If $D=0$ then it might get a little bit more complicated. I am not sure if this would be the most robust and efficient method but it should work. Namely if the state space model would be transformed into the controllable or observable canonical form then extracting the coefficients of the numerator should be straightforward. Namely for a state space model in the controllable canonical form the numerator coefficients should equal to $C$ when $D=0$. Therefore the gain $K$ should be equal to the first non-zero entry of $C$ starting from the right. In order or to convert a state space model into its controllable canonical form the following similarity transformation could be used
$$ \vec{v} = \begin{bmatrix} 0 & \cdots & 0 & 1 \end{bmatrix} \begin{bmatrix} B & A\,B & \cdots & A^{n-1} B \end{bmatrix}^{-1}, $$
$$ T = \begin{bmatrix} \vec{v} \\ \vec{v}\,A \\ \vdots \\ \vec{v}\,A^{n-1} \end{bmatrix}. $$
For more detail see this question.
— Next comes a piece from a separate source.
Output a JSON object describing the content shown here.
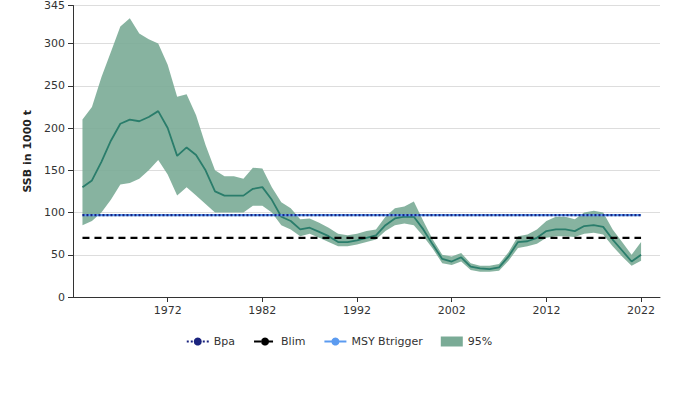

The new $C$ matrix in the controllable canonical form is then given by
$$ C_\text{ctrb} = C\,T^{-1}. $$
It can be noted that this method only works if the system is controllable, since the inverse of the controllability matrix is used.
When applying this method to your example state space model one gets that the controllability matrix is not full rank. However the observability matrix is full rank, so will use the dual system instead of finding the controllable and observable part of the system. This changes the equations into
$$ \vec{v} = \begin{bmatrix} C \\ C\,A \\ \vdots \\ C\,A^{n-1} \end{bmatrix}^{-1} \begin{bmatrix} 0 \\ \vdots \\ 0 \\ 1 \end{bmatrix} = \begin{bmatrix} 1 & 0 \\ -2 & -2 \end{bmatrix}^{-1} \begin{bmatrix} 0 \\ 1 \end{bmatrix} = \begin{bmatrix} 0 \\ -\frac{1}{2} \end{bmatrix}, $$
$$ T = \begin{bmatrix} \vec{v} & A\,\vec{v} & \cdots & A^{n-1} \vec{v} \end{bmatrix} = \begin{bmatrix} 0 & 1 \\ -\frac{1}{2} & 2 \end{bmatrix}, $$
$$ C_\text{ctrb} = B^\top T^{-\top} = \begin{bmatrix} 2 & 1 \end{bmatrix}. $$
The first non-zero entry of $C_\text{ctrb}$ starting from the right is $1$, so therefore $K=1$. If the state space model would be both uncontrollable and unobservable, then first the minimal space space realization would be required for this method. In that case it might just be faster to evaluate $G(s)$ and look at the resulting numerator coefficients.